Parallel two-qubit entangling gates via a quantum nondemolition interaction controlled by rotation

TL;DR

This paper introduces a protocol for parallel two-qubit entangling gates using quantum nondemolition interactions controlled by rotations, enabling deterministic nonlocal operations and entanglement in multimode light-atom systems.

Contribution

It proposes a novel protocol leveraging QND interactions and rotations to perform parallel two-qubit gates with specific nonlocal operations and entanglement capabilities.

Findings

Realizes deterministic nonlocal SWAP operation.

Achieves entangling √SWAP operation with probability 1/3.

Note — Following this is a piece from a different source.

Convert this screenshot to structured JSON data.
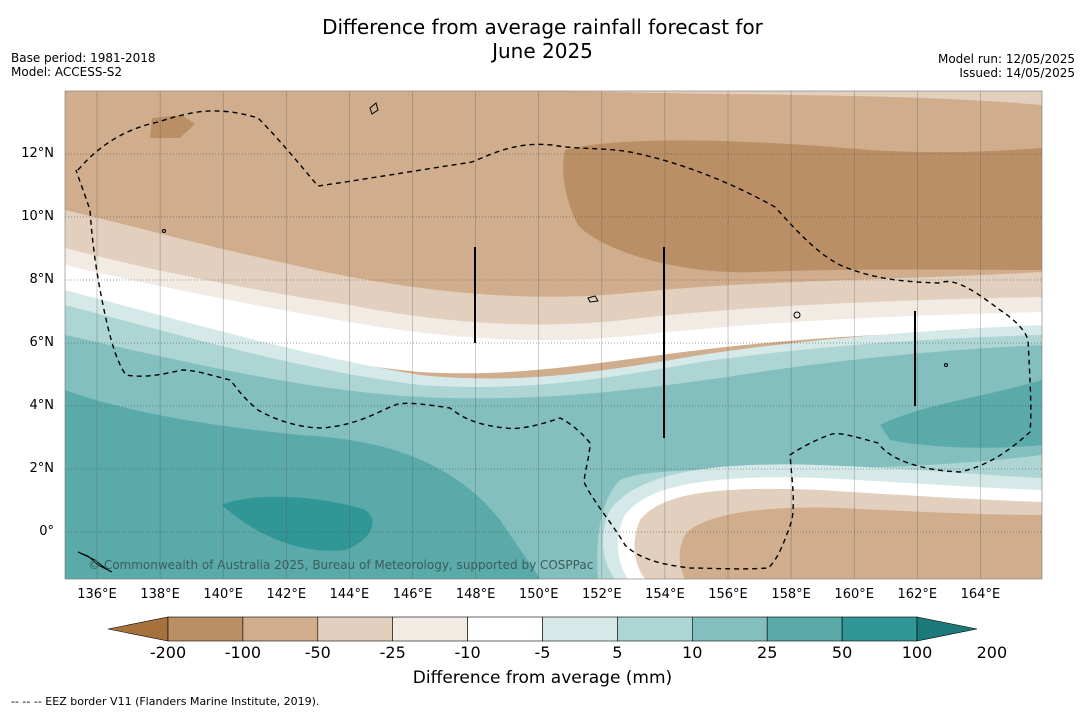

Enables parallel two-qubit operations in multimode light-atom systems.

Abstract

The paper presents an analysis of entangling and nonlocal operations in a quantum nondemolition (QND) interaction between multimode light with orbital angular momentum and an atomic ensemble. A protocol consists of two QND operations with rotations of quadratures of atomic spin coherence and light between them. This protocol provides a wide range of two-qubit operations, while the multimode nature of the chosen degrees of freedom allows the implementation of parallel operations over multiple two-qubit systems. We have used the formalism of equivalence classes and local invariants to evaluate the properties of two-qubit transformations. It is shown that, when selecting suitable values of the governing parameters, such as the duration of each of the two QND interactions and the rotation angles of the qubits, the protocol allows to realize a deterministic nonlocal $SWAP$ operation and entangling $\sqrt{SWAP}$ operation with probability 1/3.